History ‘ripped apart’

According to polls, many Americans agree with US president Donald Trump, who tweeted that the "history and culture of our great country [is being] ripped apart with the removal of our beautiful statues and monuments".

There are at least 700 Confederate monuments in the United States – the exact number isn't known and is probably much higher – with the majority in southern states such as Texas. Only a few have been removed.

"They're a celebration of the confederacy and a declaration of values," says Kevin Foster, an anthropology professor at Austin, noting most were built in the early 20th century when southern political leaders were instituting segregationist Jim Crow laws and during the civil-rights movement.

"These are not coincidences – after the 1954 supreme court case of Brown v Board of Education that desegregated schools, there was immediate pushback, with state flags altered to include parts of the Confederate flag and public buildings named after members of the Ku Klux Klan. There was a real slap-in-the-face element to it."

For more than three decades at StudioEIS in New York they have been making sculptures of historic figures, ranging from pop and sports icons to renowned individuals such as Thomas Jefferson, Frederick Douglass and Abraham Lincoln.

"This is a massive conundrum for the country; symbols are very important for societies," says Ivan Schwartz, the studio's founder and director.
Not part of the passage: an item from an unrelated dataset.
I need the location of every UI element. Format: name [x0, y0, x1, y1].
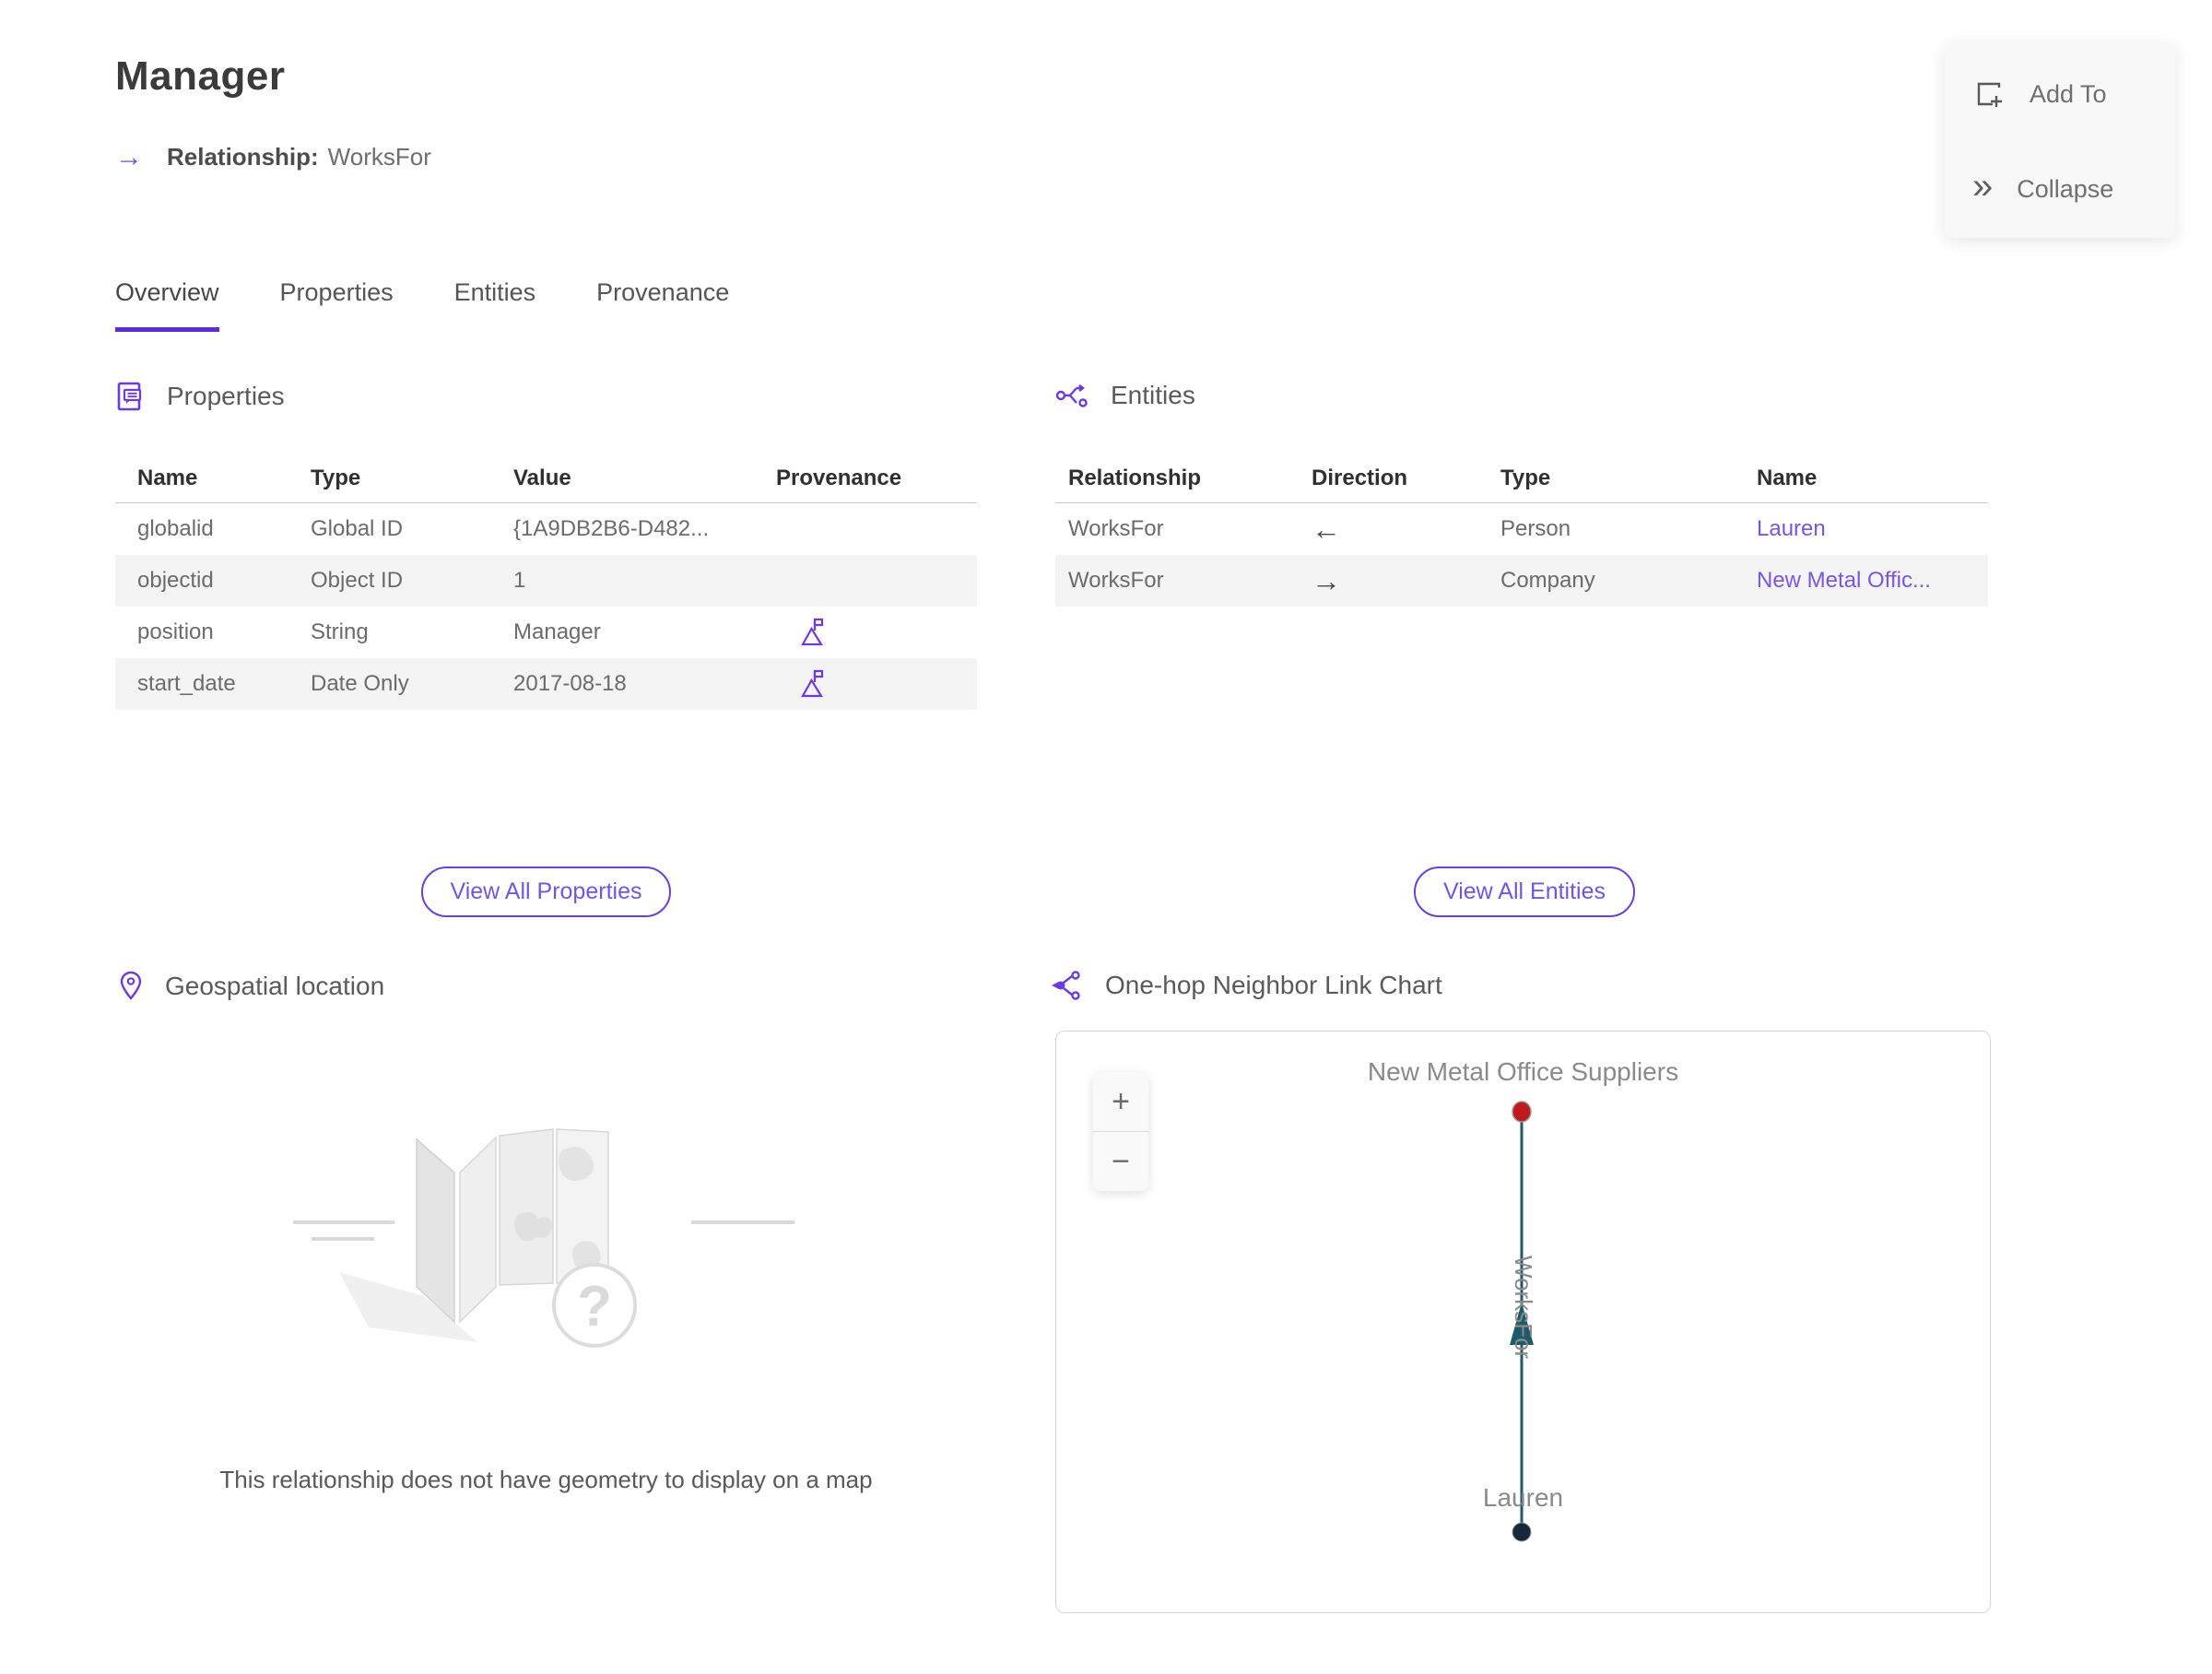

“It’s an irony that, with all the debate, I find myself more intrigued by statue removal. I think they have to go. Is there a national consensus on this? I doubt that. So far the responses have been very ad hoc: some cities are removing them while in other states laws ban that.”

Effigies in the UK

The UK has its own statue controversies. At the University of Oxford, students called for a statue of empire builder Cecil Rhodes to be removed from Oriel College on the basis that it represented colonial oppression and slavery. London's monument to Lord Nelson, which towers over Trafalgar Square, has been criticised for similar links.

“There’s a genuine concern among people on both sides of the Atlantic about where does it end,” says Wright, who is from Leicester.

“Robert E Lee and Jefferson Davis led an armed rebellion against a democratically elected government to perpetuate slavery that led to the deaths of about 700,000 people,” he says. “That’s just on a different plain compared to UK statues of characters with dubious legacies. Cecil Rhodes is not a modern-day symbol of hatred.”

Currently there are no plans to exhibit the three statues coming to the Dolph Briscoe Center due to logistical and space restrictions. They will, however, be available for students and researchers to view and study.

And the centre plans to complete 360-degree digital photography of each statue to create online exhibits.

“They will be even more accessible than when they were on the mall,” Carleton says. “As symbols of public values, they had to come down. As historical artefacts they needed to be preserved. And that’s what we’ve done.”